A problem for many soils on the Planet

Potassium, as we know, represents one of the key soil nutrients. Several phenomena are responsible for its loss, including leaching favored by rainfall to the very harvesting process that affects agricultural soils. Currently, the researchers note, about 20 percent of the world’s farmland is severely deficient in potassium.

The most critical situation is found in Southeast Asia where the share of deficient soils rises to 44 percent. The scenario in Latin America (39%) and sub-Saharan Africa (30%) is also problematic.

In this context, wise management of the resource therefore becomes crucial. “By wisely handling nutrients like nitrogen, phosphorus and potassium together,” explains Will Brownlie, researcher at the UK Centre for Ecology and Hydrology in Edinburgh and co-author of the survey, “we can reap multiple benefits: prevent pollution, boost crop yields and minimise nutrient loss. It’s about coordinating our approach for better farming outcomes.”

The potassium fertilizer issue

Tackling potassium loss would also help reduce the use of fertilizers that are typically applied to replenish fields with the same element.

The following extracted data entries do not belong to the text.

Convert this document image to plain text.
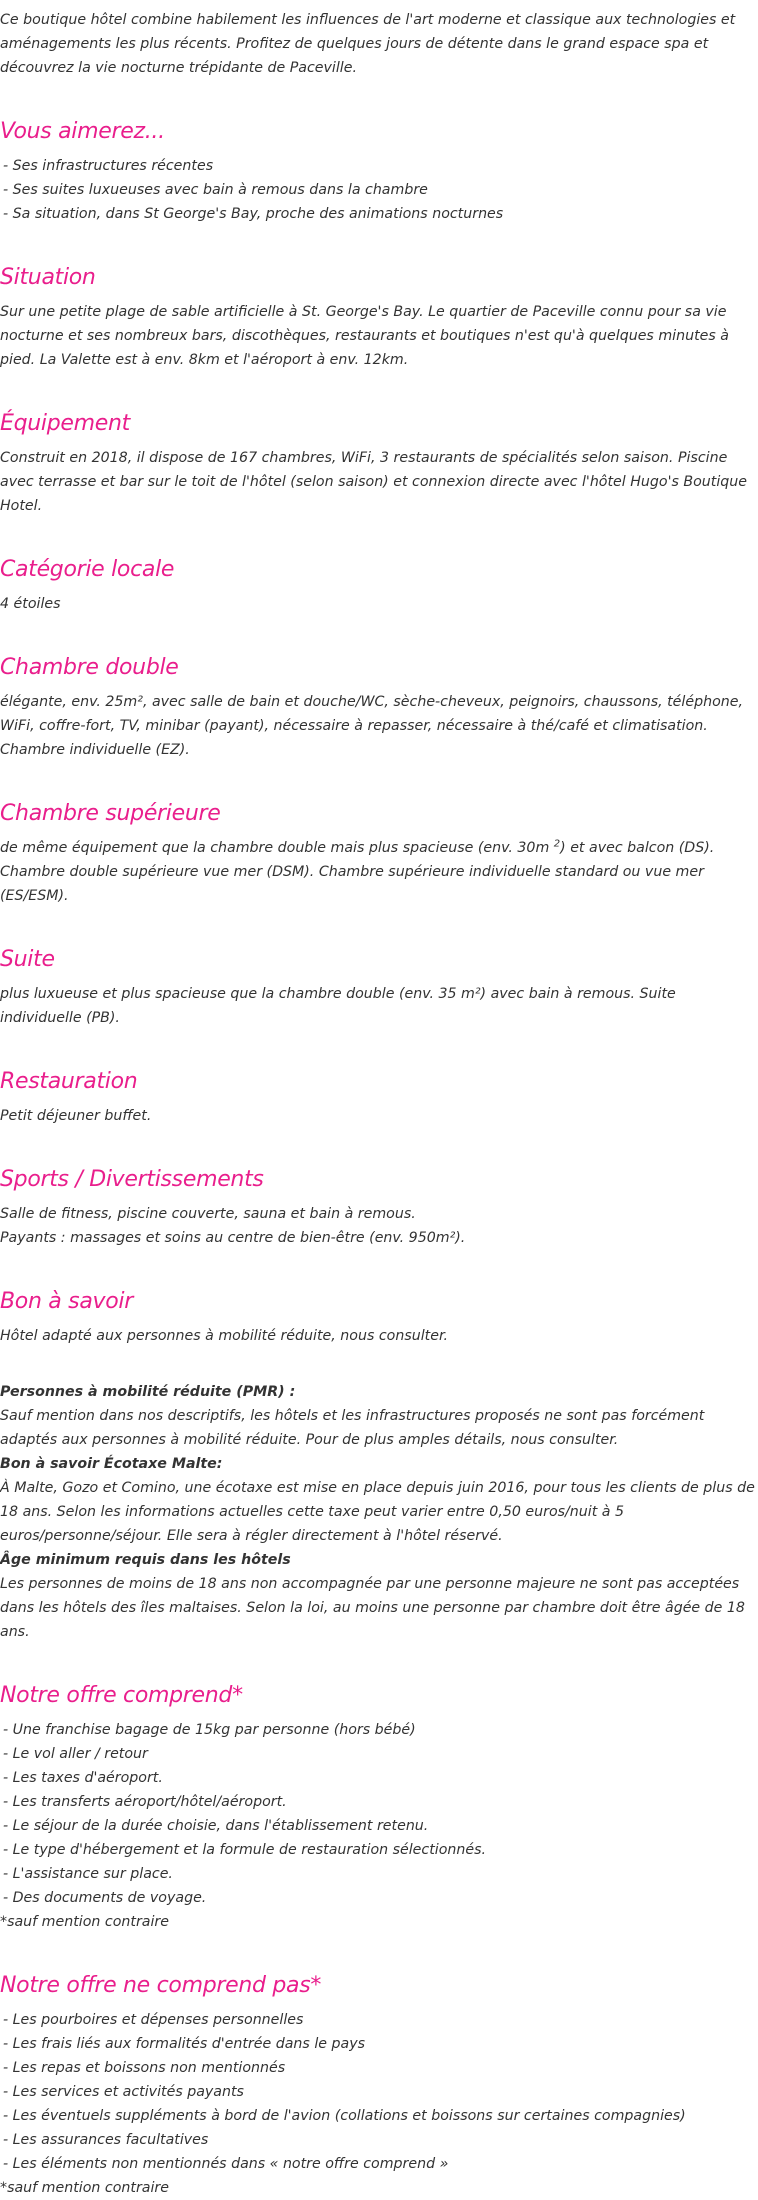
Ce boutique hôtel combine habilement les influences de l'art moderne et classique aux technologies et aménagements les plus récents. Profitez de quelques jours de détente dans le grand espace spa et découvrez la vie nocturne trépidante de Paceville.

Vous aimerez...
- Ses infrastructures récentes
- Ses suites luxueuses avec bain à remous dans la chambre
- Sa situation, dans St George's Bay, proche des animations nocturnes
Situation

Sur une petite plage de sable artificielle à St. George's Bay. Le quartier de Paceville connu pour sa vie nocturne et ses nombreux bars, discothèques, restaurants et boutiques n'est qu'à quelques minutes à pied. La Valette est à env. 8km et l'aéroport à env. 12km.

Équipement

Construit en 2018, il dispose de 167 chambres, WiFi, 3 restaurants de spécialités selon saison. Piscine avec terrasse et bar sur le toit de l'hôtel (selon saison) et connexion directe avec l'hôtel Hugo's Boutique Hotel.

Catégorie locale

4 étoiles

Chambre double

élégante, env. 25m², avec salle de bain et douche/WC, sèche-cheveux, peignoirs, chaussons, téléphone, WiFi, coffre-fort, TV, minibar (payant), nécessaire à repasser, nécessaire à thé/café et climatisation. Chambre individuelle (EZ).

Chambre supérieure

de même équipement que la chambre double mais plus spacieuse (env. 30m $^2$) et avec balcon (DS). Chambre double supérieure vue mer (DSM). Chambre supérieure individuelle standard ou vue mer (ES/ESM).

Suite

plus luxueuse et plus spacieuse que la chambre double (env. 35 m²) avec bain à remous. Suite individuelle (PB).

Restauration

Petit déjeuner buffet.

Sports / Divertissements
Salle de fitness, piscine couverte, sauna et bain à remous.
Payants : massages et soins au centre de bien-être (env. 950m²).
Bon à savoir

Hôtel adapté aux personnes à mobilité réduite, nous consulter.

Personnes à mobilité réduite (PMR) :
Sauf mention dans nos descriptifs, les hôtels et les infrastructures proposés ne sont pas forcément adaptés aux personnes à mobilité réduite. Pour de plus amples détails, nous consulter.
Bon à savoir Écotaxe Malte:
À Malte, Gozo et Comino, une écotaxe est mise en place depuis juin 2016, pour tous les clients de plus de 18 ans. Selon les informations actuelles cette taxe peut varier entre 0,50 euros/nuit à 5 euros/personne/séjour. Elle sera à régler directement à l'hôtel réservé.
Âge minimum requis dans les hôtels
Les personnes de moins de 18 ans non accompagnée par une personne majeure ne sont pas acceptées dans les hôtels des îles maltaises. Selon la loi, au moins une personne par chambre doit être âgée de 18 ans.

Notre offre comprend*
- Une franchise bagage de 15kg par personne (hors bébé)
- Le vol aller / retour
- Les taxes d'aéroport.
- Les transferts aéroport/hôtel/aéroport.
- Le séjour de la durée choisie, dans l'établissement retenu.
- Le type d'hébergement et la formule de restauration sélectionnés.
- L'assistance sur place.
- Des documents de voyage.
*sauf mention contraire
Notre offre ne comprend pas*
- Les pourboires et dépenses personnelles
- Les frais liés aux formalités d'entrée dans le pays
- Les repas et boissons non mentionnés
- Les services et activités payants
- Les éventuels suppléments à bord de l'avion (collations et boissons sur certaines compagnies)
- Les assurances facultatives
- Les éléments non mentionnés dans « notre offre comprend »
*sauf mention contraire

These products, in fact, can be particularly useful, but their impact in terms of cost and damage to the environment cannot be overlooked. The potassium fertilizer market is a nearly $20 billion market dominated by four countries-Canada, Russia, Belarus, and China-responsible alone for 4/5 of the global supply. These characteristics make price dynamics highly sensitive to geopolitical factors with all the obvious consequences.

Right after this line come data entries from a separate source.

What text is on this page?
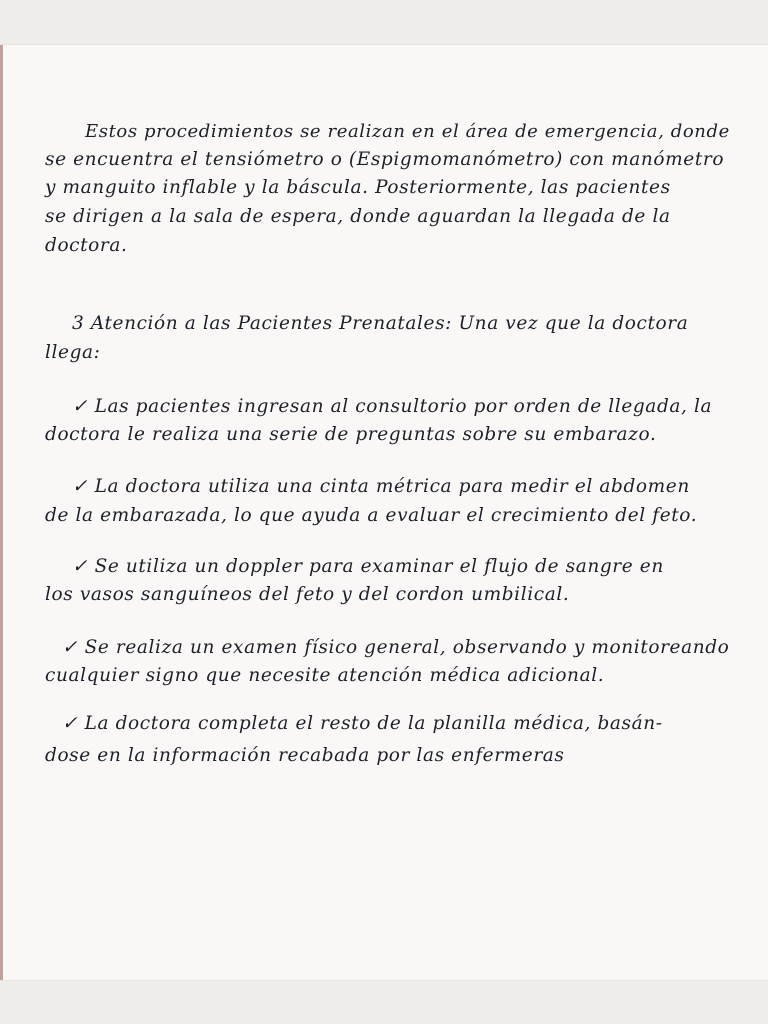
Estos procedimientos se realizan en el área de emergencia, donde

se encuentra el tensiómetro o (Espigmomanómetro) con manómetro

y manguito inflable y la báscula. Posteriormente, las pacientes

se dirigen a la sala de espera, donde aguardan la llegada de la

doctora.

3 Atención a las Pacientes Prenatales: Una vez que la doctora

llega:

✓ Las pacientes ingresan al consultorio por orden de llegada, la

doctora le realiza una serie de preguntas sobre su embarazo.

✓ La doctora utiliza una cinta métrica para medir el abdomen

de la embarazada, lo que ayuda a evaluar el crecimiento del feto.

✓ Se utiliza un doppler para examinar el flujo de sangre en

los vasos sanguíneos del feto y del cordon umbilical.

✓ Se realiza un examen físico general, observando y monitoreando

cualquier signo que necesite atención médica adicional.

✓ La doctora completa el resto de la planilla médica, basán-

dose en la información recabada por las enfermeras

The researchers, in particular, recall how in April 2022 the price of potash rose 500 percent over the previous year as a result of a “perfect storm” of factors, including the Russian invasion of Ukraine and the resulting Western sanctions on exports from Moscow and Minsk.

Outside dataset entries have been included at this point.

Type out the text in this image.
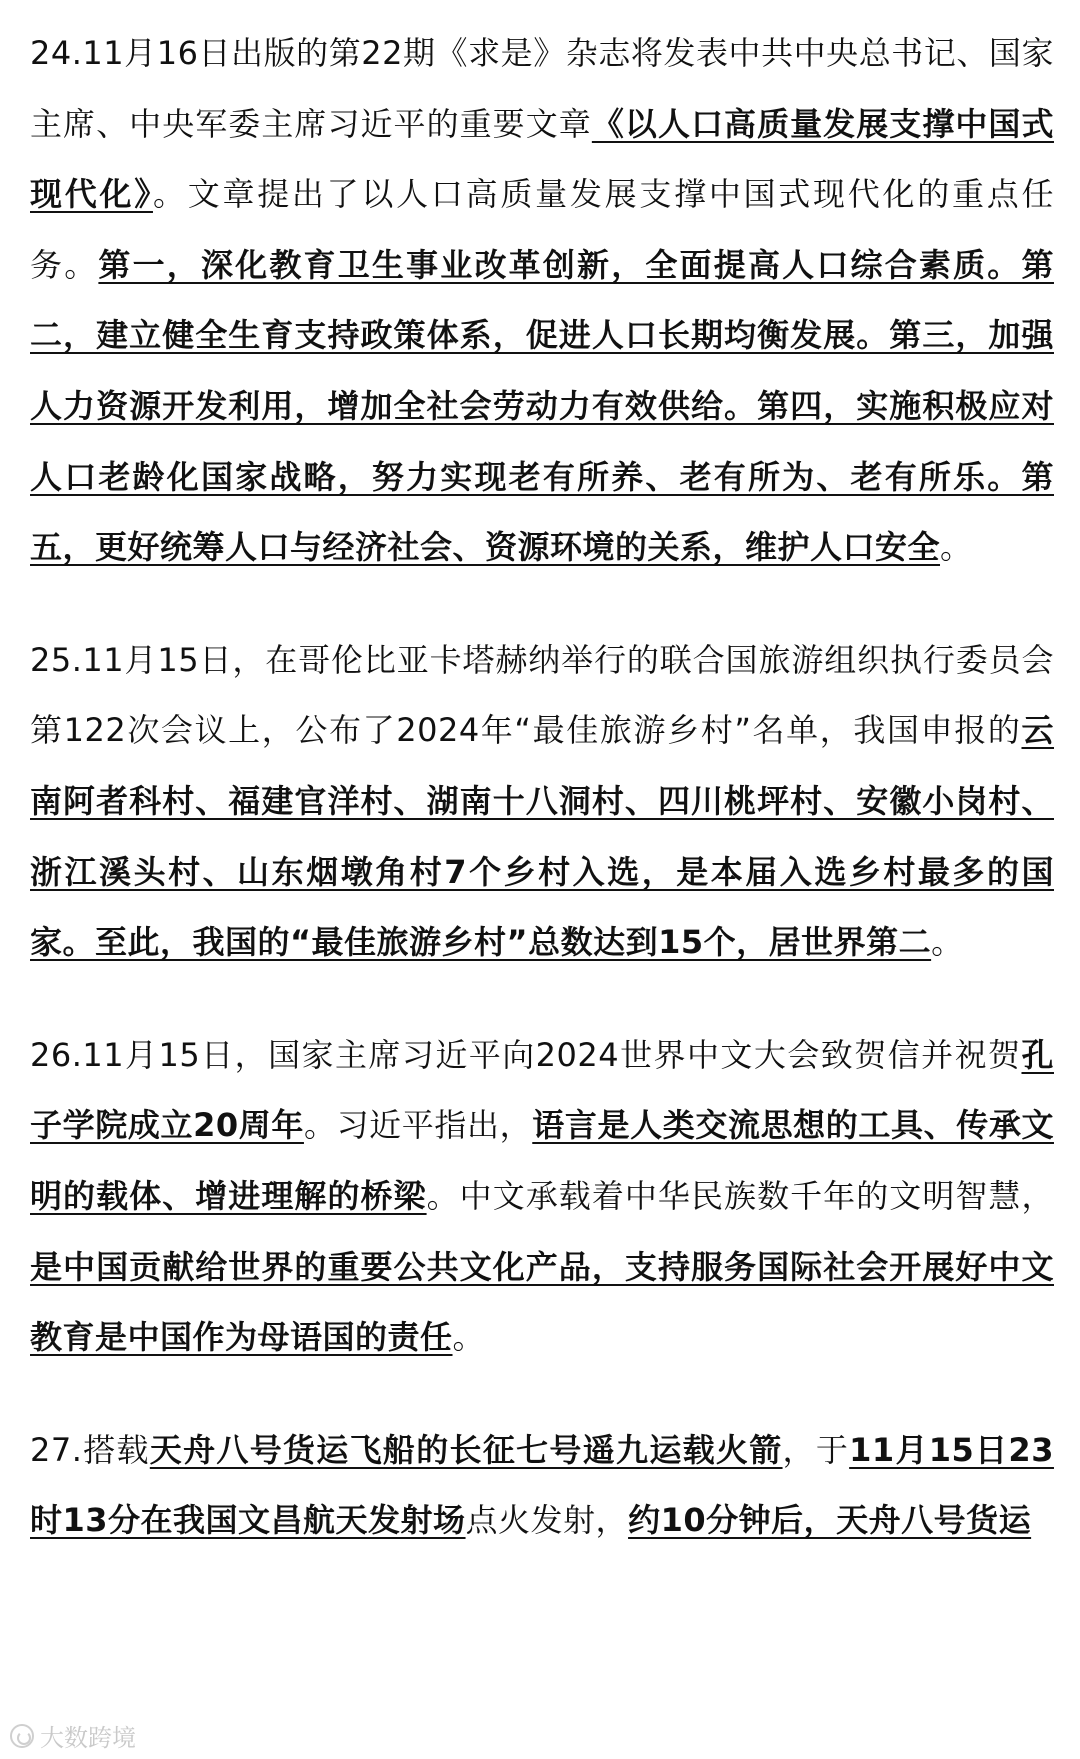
24.11月16日出版的第22期《求是》杂志将发表中共中央总书记、国家主席、中央军委主席习近平的重要文章《以人口高质量发展支撑中国式现代化》。文章提出了以人口高质量发展支撑中国式现代化的重点任务。第一，深化教育卫生事业改革创新，全面提高人口综合素质。第二，建立健全生育支持政策体系，促进人口长期均衡发展。第三，加强人力资源开发利用，增加全社会劳动力有效供给。第四，实施积极应对人口老龄化国家战略，努力实现老有所养、老有所为、老有所乐。第五，更好统筹人口与经济社会、资源环境的关系，维护人口安全。

25.11月15日，在哥伦比亚卡塔赫纳举行的联合国旅游组织执行委员会第122次会议上，公布了2024年“最佳旅游乡村”名单，我国申报的云南阿者科村、福建官洋村、湖南十八洞村、四川桃坪村、安徽小岗村、浙江溪头村、山东烟墩角村7个乡村入选，是本届入选乡村最多的国家。至此，我国的“最佳旅游乡村”总数达到15个，居世界第二。

26.11月15日，国家主席习近平向2024世界中文大会致贺信并祝贺孔子学院成立20周年。习近平指出，语言是人类交流思想的工具、传承文明的载体、增进理解的桥梁。中文承载着中华民族数千年的文明智慧，是中国贡献给世界的重要公共文化产品，支持服务国际社会开展好中文教育是中国作为母语国的责任。

27.搭载天舟八号货运飞船的长征七号遥九运载火箭，于11月15日23时13分在我国文昌航天发射场点火发射，约10分钟后，天舟八号货运

大数跨境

“Since then, the cost of potash has fallen by about 50%,” the authors explain. “But concerns remain that farmers will not be able to access sufficient fertiliser to maintain food supplies under the current system.” Moreover, potassium has also an environmental impact: “Potash mining generates millions of tonnes of refuse which can leach into soils and salinise soil and water tables, harming plants and animals.”

Six actions

The researchers then suggest six different actions to be conducted nationally and internationally:

  1. Set up a global assessment of current potassium stocks and flows to identify the most at-risk countries and regions
  2. Establish national capabilities for monitoring, predicting and responding to potassium price fluctuations
  3. Help farmers maintain sufficient soil potassium levels with further research about the yield implications of limited potassium in various crops and soils
  4. Evaluate the environmental effects of potash mining and developing sustainable application practices
  5. Develop a global circular potassium economy that maximises the reuse and recycling of the nutrient
  6. Increase intergovernmental cooperation through the UN and other agencies to develop global policy coordination akin to what’s been developed for nitrogen.

In this way, they say, it is possible to “prevent declines in crop yield due to soil potassium deficiency, safeguard farmers from potash price volatility and address environmental concerns associated with potash mining”.